Québec protège la maison Jobin-Bédard

Selon une analyse, la maison Jobin-Bédard, à Québec, probablement construite entre 1791 et 1826, «est représentative des maisons rurales construites au tournant du XIXe siècle». 
Photo: Société d'Histoire de Charlesbourg Selon une analyse, la maison Jobin-Bédard, à Québec, probablement construite entre 1791 et 1826, «est représentative des maisons rurales construites au tournant du XIXe siècle». 

S’inscrivant en faux contre la Ville de Québec qui en avait autorisé la démolition, le gouvernement du Québec a signifié jeudi avoir délivré une « intention de classement » pour la maison Jobin-Bédard. Cela protège le bâtiment ancien exactement comme s’il était classé pendant une période de plusieurs mois, le temps d’une évaluation détaillée.

L’avis d’intention signé par la ministre de la Culture et des Communications, Nathalie Roy, est déjà effectif. Il concerne l’extérieur et l’intérieur de la maison, de même que son terrain.

« [Le] propriétaire doit agir comme si le bien était déjà classé », stipule un résumé de l’avis obtenu par Le Devoir.

 

Il reviendra maintenant au Conseil du patrimoine culturel du Québec de rendre un avis à la ministre sur le classement patrimonial de la maison. Bien qu’elle ne puisse pas prévoir l’issue de l’expertise, l’attachée de presse de Mme Roy, Brigitte Roussy, indique qu’il y a de « fortes chances » pour que le bâtiment soit protégé durablement.

L’organisme disposera d’une période d’un an pouvant être prolongée d’une année supplémentaire pour déposer son avis.

Entre-temps, le propriétaire devra prendre les mesures nécessaires pour assurer la préservation de son bien et obtenir l’autorisation de la ministre avant d’effectuer des travaux. En vertu de ces responsabilités, il aura aussi droit à une aide financière pour la restauration pouvant atteindre jusqu’à 40 % du coût des travaux.

Marc-André Bluteau, le président de la Société d’histoire de Charlesbourg, se dit très heureux de l’avis de la ministre. « On fait face depuis des mois à des démolitions qu’on n’arrive pas à s’expliquer, dit-il. On espère maintenant que cet exemple servira de leçon pour toutes les municipalités. »

Le 8 novembre, la ministre Roy avait octroyé une protection de 30 jours à la maison Jobin-Bédard afin que des experts en déterminent la valeur patrimoniale. Cela devait lui permettre d’ensuite « prendre une décision réfléchie et éclairée dans ce dossier ».

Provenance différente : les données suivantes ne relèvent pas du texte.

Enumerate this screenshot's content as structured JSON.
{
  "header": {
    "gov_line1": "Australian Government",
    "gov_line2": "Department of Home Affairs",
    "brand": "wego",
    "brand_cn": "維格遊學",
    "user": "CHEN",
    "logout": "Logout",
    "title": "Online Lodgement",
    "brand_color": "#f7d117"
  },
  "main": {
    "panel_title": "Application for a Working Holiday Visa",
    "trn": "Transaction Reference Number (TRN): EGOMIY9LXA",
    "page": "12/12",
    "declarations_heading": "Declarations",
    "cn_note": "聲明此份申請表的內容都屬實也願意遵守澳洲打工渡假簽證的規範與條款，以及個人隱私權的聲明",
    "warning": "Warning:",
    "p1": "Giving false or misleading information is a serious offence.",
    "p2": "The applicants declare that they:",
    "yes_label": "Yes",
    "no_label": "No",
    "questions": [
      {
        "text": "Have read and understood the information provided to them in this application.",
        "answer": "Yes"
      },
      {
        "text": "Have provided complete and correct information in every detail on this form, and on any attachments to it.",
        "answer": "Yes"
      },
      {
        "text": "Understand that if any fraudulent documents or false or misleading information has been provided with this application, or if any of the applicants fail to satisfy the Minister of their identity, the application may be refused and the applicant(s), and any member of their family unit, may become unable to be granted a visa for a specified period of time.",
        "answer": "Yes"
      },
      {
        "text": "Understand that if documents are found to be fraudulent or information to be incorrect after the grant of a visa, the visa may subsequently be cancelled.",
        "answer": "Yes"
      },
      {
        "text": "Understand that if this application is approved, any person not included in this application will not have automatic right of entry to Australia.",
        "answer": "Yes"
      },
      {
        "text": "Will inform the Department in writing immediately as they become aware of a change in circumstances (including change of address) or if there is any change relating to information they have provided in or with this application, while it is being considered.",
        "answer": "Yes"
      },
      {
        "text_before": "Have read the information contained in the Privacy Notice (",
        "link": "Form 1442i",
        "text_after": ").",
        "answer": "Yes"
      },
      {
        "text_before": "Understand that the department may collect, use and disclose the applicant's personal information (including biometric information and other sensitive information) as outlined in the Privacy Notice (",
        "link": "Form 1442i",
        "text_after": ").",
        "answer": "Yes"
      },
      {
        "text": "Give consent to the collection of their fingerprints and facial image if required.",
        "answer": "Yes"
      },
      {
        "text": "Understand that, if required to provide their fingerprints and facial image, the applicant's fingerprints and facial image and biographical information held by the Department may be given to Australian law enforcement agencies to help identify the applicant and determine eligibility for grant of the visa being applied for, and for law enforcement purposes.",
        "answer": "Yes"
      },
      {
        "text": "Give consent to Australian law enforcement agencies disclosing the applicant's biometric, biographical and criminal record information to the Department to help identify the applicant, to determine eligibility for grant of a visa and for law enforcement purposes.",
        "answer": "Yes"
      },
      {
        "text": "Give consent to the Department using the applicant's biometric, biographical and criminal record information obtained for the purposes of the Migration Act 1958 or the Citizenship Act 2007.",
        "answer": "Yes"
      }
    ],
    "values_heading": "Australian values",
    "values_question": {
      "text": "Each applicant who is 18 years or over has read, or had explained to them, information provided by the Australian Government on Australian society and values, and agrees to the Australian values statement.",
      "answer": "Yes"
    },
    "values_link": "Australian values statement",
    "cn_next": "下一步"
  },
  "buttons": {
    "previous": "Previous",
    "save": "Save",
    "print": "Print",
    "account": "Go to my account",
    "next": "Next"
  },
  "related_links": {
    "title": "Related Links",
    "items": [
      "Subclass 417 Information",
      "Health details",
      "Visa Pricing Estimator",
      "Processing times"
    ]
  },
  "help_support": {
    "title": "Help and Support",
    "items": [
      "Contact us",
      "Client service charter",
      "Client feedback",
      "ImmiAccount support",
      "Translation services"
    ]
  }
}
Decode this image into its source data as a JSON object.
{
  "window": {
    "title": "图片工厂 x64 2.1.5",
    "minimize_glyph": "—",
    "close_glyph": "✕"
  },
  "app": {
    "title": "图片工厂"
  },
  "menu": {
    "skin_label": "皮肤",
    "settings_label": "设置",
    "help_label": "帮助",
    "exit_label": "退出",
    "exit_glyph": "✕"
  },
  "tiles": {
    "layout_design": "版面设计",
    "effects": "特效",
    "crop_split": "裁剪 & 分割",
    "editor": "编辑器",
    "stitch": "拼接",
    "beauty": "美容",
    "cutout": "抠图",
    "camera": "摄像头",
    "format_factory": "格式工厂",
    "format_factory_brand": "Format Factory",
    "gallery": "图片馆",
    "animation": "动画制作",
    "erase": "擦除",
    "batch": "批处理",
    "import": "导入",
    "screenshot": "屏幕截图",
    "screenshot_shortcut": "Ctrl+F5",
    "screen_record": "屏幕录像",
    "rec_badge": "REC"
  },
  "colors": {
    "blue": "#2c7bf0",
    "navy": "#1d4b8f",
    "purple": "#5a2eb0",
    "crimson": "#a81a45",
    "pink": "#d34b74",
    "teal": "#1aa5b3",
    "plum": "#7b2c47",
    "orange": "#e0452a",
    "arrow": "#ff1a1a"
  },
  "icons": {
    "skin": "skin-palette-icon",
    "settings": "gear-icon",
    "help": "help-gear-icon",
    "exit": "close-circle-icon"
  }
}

Cette analyse a ainsi conclu à « un intérêt patrimonial élevé » à plusieurs égards. On y souligne notamment que la demeure, probablement construite entre 1791 et 1826, « est représentative des maisons rurales construites au tournant du XIXe siècle, une période de transition entre la maison d’influence française et la maison traditionnelle québécoise ».

La maison témoigne par ailleurs des méthodes de construction traditionnelles ; elle a conservé une large part de ses composantes anciennes ; et elle détient même un potentiel archéologique.

Jusqu’à récemment, l’édifice de pierre servait de résidence privée. Bien qu’elle ne soit pas officiellement classée, la maison Jobin-Bédard figure dans le Répertoire du patrimoine culturel du Québec.

L’été dernier, la Ville de Québec estimait que la maison était dans un état de délabrement trop avancé pour être sauvée. Début novembre, elle autorisait son nouveau propriétaire à la mettre à terre et à construire sur le terrain trois maisons jumelées.

Jeudi soir, un porte-parole de la Ville de Québec a déclaré que la municipalité ne commenterait pas l’avis de la ministre avant d’en avoir pris connaissance en détail.